CNN Chief Congressional Correspondent Dana Bash told her network's anchors on Tuesday that the end of the week is the "de facto deadline" at which point the White House needs to have settled on a series of fixes to address the crisis of Americans losing their health coverage. After Friday, Bash reported, House Democrats are going to be backing GOP proposed fixes to the Affordable Care Act against the wishes of President Barack Obama's administration.

"What is clear is that the political pressure and the political desire from Democrats to at least do something is growing by the minute," Bash reported. "What is going to happen in – this week – on Friday is House Republicans are going to put a piece of legislation on the House floor for a vote that will at least, in some way, shape, or form, suggest that people can keep their health care."

Here's the pushback that Pelosi and company will offer: "House Democratic leaders are privately warning rank and file Dems that a vote for this bill -- and other anti-Obamacare legislation -- could alienate leading Democratic donors heading into 2014, a source familiar with internal discussions tells me. 'Votes against the Affordable Care Act are going to turn off a lot of these top national progressive donors,' the source said in characterizing the arguments."

Just wait until Steny Hoyer starts twisting arms on this! Go get 'em, Steny!

Steny!

Steny?

The second-ranking Democrat in the House of Representatives said on Tuesday that Americans receiving health insurance cancellation notices because of Obamacare should be able to keep their plans, if the plans were created before the law was enacted in 2010.

Speaking at his weekly news conference, Representative Steny Hoyer said Americans should be allowed to keep their insurance plans if they like them, just like President Barack Obama had promised they could do when he began rolling out his healthcare program.

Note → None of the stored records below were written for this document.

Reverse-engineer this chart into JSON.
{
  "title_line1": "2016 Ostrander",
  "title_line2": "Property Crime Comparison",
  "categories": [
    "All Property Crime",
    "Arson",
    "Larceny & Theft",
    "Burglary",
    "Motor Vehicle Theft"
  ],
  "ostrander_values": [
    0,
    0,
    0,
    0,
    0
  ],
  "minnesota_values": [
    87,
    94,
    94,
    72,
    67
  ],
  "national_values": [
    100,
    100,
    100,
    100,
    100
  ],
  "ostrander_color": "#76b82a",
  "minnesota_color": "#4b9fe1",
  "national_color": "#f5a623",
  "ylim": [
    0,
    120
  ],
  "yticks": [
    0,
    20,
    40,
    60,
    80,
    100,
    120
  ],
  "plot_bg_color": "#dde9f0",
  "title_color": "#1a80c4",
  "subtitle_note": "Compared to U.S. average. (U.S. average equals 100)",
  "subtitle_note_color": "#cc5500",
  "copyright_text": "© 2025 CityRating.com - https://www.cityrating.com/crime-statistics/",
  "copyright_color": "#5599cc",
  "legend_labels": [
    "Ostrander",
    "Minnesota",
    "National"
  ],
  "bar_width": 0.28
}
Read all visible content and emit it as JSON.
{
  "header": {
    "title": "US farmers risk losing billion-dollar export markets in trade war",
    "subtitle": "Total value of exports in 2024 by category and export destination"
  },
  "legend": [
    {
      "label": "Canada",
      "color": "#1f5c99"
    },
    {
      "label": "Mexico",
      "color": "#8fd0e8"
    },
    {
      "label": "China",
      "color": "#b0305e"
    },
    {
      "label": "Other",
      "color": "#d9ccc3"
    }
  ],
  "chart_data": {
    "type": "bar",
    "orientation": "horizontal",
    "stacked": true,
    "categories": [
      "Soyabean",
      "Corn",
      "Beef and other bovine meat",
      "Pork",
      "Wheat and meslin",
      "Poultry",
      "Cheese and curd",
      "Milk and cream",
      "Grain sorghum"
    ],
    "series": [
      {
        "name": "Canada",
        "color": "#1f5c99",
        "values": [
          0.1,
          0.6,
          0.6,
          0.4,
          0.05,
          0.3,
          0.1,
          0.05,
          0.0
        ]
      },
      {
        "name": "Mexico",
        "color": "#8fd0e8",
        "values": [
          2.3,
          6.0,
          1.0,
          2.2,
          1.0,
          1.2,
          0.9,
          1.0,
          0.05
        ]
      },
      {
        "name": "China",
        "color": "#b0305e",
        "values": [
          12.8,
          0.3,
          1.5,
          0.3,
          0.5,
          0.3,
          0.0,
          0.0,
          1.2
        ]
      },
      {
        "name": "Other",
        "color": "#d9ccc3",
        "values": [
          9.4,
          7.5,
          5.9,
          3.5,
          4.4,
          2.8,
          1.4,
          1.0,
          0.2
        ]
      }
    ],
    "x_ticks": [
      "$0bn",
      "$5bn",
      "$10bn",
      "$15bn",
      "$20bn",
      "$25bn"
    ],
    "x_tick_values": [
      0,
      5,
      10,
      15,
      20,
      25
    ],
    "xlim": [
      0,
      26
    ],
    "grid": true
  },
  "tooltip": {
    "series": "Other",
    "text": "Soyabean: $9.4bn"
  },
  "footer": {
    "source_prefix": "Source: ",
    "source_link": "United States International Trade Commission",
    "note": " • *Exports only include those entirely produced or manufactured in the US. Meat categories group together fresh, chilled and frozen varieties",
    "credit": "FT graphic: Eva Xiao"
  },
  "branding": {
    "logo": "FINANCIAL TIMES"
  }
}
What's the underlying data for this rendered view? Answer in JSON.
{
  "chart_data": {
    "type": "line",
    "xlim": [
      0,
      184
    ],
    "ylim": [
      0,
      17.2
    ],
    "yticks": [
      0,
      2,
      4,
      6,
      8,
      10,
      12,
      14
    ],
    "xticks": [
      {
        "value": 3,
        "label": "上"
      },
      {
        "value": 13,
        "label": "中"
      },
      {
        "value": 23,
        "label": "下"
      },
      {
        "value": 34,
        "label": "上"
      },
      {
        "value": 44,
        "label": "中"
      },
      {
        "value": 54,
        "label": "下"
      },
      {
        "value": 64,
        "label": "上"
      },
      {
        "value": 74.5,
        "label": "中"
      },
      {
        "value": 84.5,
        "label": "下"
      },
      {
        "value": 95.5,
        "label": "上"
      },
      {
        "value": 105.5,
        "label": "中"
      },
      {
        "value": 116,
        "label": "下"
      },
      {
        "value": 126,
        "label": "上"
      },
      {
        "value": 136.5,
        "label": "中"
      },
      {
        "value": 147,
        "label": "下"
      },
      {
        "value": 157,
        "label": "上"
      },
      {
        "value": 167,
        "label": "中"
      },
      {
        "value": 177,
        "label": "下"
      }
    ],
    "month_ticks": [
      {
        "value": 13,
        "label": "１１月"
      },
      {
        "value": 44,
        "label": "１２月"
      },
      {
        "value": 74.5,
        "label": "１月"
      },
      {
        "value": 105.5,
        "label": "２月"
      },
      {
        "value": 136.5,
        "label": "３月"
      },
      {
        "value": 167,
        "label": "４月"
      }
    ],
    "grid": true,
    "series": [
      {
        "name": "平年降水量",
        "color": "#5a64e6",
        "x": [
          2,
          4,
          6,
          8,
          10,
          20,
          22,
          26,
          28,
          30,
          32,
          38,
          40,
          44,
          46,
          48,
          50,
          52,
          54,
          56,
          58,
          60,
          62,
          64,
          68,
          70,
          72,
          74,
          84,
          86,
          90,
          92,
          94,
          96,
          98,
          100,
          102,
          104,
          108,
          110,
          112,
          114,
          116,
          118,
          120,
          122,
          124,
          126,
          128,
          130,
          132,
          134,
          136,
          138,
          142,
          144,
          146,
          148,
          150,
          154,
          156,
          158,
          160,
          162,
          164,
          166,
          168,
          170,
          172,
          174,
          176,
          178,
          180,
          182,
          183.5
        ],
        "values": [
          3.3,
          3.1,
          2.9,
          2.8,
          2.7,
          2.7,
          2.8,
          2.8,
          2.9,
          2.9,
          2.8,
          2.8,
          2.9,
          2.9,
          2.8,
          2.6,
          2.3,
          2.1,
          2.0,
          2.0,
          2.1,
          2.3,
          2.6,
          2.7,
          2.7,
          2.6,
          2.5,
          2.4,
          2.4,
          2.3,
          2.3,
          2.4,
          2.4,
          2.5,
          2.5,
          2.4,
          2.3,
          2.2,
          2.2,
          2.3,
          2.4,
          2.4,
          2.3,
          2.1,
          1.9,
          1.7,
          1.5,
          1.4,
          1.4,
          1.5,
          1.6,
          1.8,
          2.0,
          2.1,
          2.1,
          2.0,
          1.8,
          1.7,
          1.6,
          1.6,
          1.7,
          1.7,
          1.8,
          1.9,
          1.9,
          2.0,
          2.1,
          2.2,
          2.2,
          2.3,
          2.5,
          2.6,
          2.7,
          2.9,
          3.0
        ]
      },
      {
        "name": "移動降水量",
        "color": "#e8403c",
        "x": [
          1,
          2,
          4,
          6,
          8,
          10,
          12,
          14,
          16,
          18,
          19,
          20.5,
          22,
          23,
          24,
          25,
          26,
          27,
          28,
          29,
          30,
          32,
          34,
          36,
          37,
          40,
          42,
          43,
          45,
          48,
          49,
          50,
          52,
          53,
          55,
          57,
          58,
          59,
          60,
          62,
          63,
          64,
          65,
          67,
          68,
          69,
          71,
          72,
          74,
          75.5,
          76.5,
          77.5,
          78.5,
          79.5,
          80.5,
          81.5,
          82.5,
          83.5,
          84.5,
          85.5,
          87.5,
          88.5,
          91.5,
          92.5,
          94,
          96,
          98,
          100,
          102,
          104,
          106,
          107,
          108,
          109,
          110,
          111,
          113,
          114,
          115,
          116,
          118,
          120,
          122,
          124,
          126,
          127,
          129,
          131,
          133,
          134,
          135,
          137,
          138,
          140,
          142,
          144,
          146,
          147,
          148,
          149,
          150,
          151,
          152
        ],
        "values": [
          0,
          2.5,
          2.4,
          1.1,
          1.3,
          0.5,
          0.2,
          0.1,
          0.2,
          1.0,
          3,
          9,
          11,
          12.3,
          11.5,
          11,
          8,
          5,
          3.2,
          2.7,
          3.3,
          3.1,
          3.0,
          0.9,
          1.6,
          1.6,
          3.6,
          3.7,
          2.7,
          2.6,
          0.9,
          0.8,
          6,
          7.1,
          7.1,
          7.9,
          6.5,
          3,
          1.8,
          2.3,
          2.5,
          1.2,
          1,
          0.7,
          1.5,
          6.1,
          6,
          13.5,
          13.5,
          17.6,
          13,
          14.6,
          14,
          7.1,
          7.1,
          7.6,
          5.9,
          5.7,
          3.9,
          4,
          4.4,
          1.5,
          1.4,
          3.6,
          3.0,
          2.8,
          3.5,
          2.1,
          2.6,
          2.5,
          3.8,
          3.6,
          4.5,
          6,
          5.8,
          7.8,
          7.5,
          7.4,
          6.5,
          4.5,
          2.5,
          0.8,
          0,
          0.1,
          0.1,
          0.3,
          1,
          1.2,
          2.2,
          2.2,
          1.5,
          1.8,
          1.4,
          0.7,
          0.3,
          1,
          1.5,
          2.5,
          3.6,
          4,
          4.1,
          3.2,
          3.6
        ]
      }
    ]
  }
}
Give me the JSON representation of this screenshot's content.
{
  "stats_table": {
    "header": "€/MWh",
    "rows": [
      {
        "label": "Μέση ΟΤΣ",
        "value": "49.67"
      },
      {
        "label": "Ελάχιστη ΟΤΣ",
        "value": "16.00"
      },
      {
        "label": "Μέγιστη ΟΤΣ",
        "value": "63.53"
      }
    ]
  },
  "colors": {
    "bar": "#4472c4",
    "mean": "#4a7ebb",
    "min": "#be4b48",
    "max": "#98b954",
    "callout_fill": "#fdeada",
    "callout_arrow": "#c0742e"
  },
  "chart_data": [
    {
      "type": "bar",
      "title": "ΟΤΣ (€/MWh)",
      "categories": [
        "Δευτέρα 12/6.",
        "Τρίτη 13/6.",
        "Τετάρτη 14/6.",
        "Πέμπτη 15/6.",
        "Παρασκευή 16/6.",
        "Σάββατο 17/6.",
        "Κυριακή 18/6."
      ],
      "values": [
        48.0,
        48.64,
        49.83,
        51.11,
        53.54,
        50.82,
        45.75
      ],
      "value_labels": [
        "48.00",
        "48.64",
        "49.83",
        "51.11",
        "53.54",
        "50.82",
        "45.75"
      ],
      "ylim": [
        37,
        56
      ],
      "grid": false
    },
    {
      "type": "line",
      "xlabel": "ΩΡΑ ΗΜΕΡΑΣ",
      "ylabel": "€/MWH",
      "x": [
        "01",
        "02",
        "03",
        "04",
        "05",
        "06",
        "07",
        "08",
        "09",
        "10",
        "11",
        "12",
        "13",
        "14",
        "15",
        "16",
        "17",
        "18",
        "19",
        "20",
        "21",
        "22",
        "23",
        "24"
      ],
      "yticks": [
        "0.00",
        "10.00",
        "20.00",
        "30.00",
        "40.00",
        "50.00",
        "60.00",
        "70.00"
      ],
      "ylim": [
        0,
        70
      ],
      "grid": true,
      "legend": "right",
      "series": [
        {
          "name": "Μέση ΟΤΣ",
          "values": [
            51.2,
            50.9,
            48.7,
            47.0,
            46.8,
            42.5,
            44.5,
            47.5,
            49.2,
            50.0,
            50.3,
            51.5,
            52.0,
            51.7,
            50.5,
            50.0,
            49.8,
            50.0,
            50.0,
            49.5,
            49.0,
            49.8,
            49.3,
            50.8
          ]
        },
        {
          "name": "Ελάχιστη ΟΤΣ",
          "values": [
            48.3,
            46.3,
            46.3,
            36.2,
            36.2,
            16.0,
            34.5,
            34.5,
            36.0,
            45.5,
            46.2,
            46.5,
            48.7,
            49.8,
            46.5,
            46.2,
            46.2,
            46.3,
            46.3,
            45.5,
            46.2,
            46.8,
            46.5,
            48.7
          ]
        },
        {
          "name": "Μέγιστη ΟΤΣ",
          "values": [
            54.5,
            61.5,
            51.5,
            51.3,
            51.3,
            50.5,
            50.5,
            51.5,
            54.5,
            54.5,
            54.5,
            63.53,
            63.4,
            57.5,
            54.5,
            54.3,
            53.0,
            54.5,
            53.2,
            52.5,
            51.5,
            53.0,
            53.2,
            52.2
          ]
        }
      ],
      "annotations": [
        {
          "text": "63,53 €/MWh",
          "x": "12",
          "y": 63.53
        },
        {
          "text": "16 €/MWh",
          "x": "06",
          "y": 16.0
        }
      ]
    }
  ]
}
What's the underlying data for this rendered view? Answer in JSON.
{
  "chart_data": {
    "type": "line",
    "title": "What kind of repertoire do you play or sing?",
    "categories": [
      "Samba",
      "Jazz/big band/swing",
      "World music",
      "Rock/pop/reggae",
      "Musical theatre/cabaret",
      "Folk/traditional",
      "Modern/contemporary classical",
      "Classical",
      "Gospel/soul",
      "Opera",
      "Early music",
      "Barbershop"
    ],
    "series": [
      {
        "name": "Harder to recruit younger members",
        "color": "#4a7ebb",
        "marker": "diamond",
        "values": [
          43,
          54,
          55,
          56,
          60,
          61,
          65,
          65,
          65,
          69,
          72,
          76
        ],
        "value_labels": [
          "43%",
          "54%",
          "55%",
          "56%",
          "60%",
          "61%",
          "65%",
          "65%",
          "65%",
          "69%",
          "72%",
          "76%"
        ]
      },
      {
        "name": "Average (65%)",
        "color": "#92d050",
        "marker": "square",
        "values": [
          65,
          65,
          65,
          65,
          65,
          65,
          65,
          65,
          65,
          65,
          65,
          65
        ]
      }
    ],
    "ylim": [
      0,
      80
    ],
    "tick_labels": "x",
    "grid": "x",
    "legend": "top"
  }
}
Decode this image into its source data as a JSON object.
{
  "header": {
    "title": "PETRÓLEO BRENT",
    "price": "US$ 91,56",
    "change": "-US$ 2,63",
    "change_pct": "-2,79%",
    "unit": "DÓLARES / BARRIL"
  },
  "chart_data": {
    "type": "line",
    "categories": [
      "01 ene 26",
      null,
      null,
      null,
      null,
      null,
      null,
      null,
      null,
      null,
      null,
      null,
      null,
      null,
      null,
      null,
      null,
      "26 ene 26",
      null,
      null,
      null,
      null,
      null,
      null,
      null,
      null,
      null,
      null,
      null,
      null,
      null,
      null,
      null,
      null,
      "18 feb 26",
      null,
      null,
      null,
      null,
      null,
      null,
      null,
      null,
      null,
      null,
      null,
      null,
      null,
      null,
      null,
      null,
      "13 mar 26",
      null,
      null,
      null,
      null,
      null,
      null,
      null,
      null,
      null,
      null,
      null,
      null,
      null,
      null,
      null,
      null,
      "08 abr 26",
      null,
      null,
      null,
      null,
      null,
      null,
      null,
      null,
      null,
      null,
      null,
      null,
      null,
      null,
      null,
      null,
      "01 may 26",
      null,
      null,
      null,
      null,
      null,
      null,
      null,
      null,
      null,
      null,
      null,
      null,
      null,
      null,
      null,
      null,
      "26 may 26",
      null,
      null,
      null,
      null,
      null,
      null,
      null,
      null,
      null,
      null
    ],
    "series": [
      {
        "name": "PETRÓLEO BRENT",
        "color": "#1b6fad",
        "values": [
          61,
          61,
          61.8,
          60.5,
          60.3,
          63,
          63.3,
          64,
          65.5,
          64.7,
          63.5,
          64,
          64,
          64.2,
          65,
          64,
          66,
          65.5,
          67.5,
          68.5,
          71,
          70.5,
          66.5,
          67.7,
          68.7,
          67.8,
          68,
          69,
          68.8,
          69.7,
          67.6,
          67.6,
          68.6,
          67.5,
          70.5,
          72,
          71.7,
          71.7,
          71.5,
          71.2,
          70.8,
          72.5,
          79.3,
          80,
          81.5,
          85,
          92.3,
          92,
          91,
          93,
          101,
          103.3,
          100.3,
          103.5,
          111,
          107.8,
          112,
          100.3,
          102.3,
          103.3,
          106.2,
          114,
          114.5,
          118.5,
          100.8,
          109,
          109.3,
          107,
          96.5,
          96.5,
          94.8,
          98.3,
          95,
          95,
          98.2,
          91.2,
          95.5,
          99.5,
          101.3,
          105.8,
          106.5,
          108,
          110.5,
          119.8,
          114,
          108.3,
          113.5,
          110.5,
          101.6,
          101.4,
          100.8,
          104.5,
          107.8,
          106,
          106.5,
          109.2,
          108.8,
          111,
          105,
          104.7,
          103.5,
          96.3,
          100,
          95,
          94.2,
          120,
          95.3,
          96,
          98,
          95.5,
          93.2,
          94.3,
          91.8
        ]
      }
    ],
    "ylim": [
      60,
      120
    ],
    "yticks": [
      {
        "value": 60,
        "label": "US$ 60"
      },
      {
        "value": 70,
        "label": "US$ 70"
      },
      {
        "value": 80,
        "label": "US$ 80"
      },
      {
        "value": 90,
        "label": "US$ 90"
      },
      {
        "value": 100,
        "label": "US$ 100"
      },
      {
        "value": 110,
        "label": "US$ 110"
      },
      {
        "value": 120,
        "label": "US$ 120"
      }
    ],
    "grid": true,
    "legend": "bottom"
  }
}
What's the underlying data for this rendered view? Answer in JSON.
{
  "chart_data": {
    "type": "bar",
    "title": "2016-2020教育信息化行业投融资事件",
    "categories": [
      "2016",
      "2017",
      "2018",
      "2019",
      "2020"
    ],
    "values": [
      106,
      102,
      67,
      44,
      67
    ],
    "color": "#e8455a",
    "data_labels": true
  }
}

Greg Sargent boasts the Upton bill will never make it out of Harry Reid's Senate. To which I say . . . awesome. Let every American know that Senate Democrats blocked a bipartisan bill to help Americans who suddenly found their health-insurance plans canceled.

Washington's Exchange: Oh, Hey, Never Mind about That Tax Credit

Even when you think you know your deal under the state exchanges . . . you don't actually know.

About 8,000 Washington residents will soon receive letters informing them that the price they are expecting to pay for health insurance purchased on the new online exchange marketplace is incorrect.

The letters are part of an effort by the Washington Health Benefit Exchange, which operates the exchange, to correct a major error that resulted in the miscalculation of tax credits that help qualified enrollees pay for insurance premiums.

ADDENDUM: From the parody account, HealthCareDotGov: "Jeez Looeez, people. Millions of anxious women are delaying their prostate surgery, and all you can think of is 'data security' & 'privacy.'"

POLITICO Breaking News: Obamacare enrollment numbers...

Only 106,185 people have signed up for health insurance plans through the Obamacare exchanges across the country as of Nov. 2, administration officials said in the first official update of enrollment since the law's troubled Oct. 1 launch. One quarter of those people came in through the flawed HealthCare.gov site, which is operating in 36 states. The rest came through the state-run exchanges, most of which are generally operating much more efficiently than the federal site.

The figures, which fall well short of the administration's early goals, include people who have selected a health plan, whether or not they have actually paid for it. The White House has been tamping down expectations for weeks, warning that they have always expected the first month of enrollment to be low, even before the problems with the website became clear.

An additional 392,261 people were deemed eligible for coverage under Medicaid or the Children's Health Insurance Program under the law. The Medicaid interest far outweighs interest in the private insurance plans so far.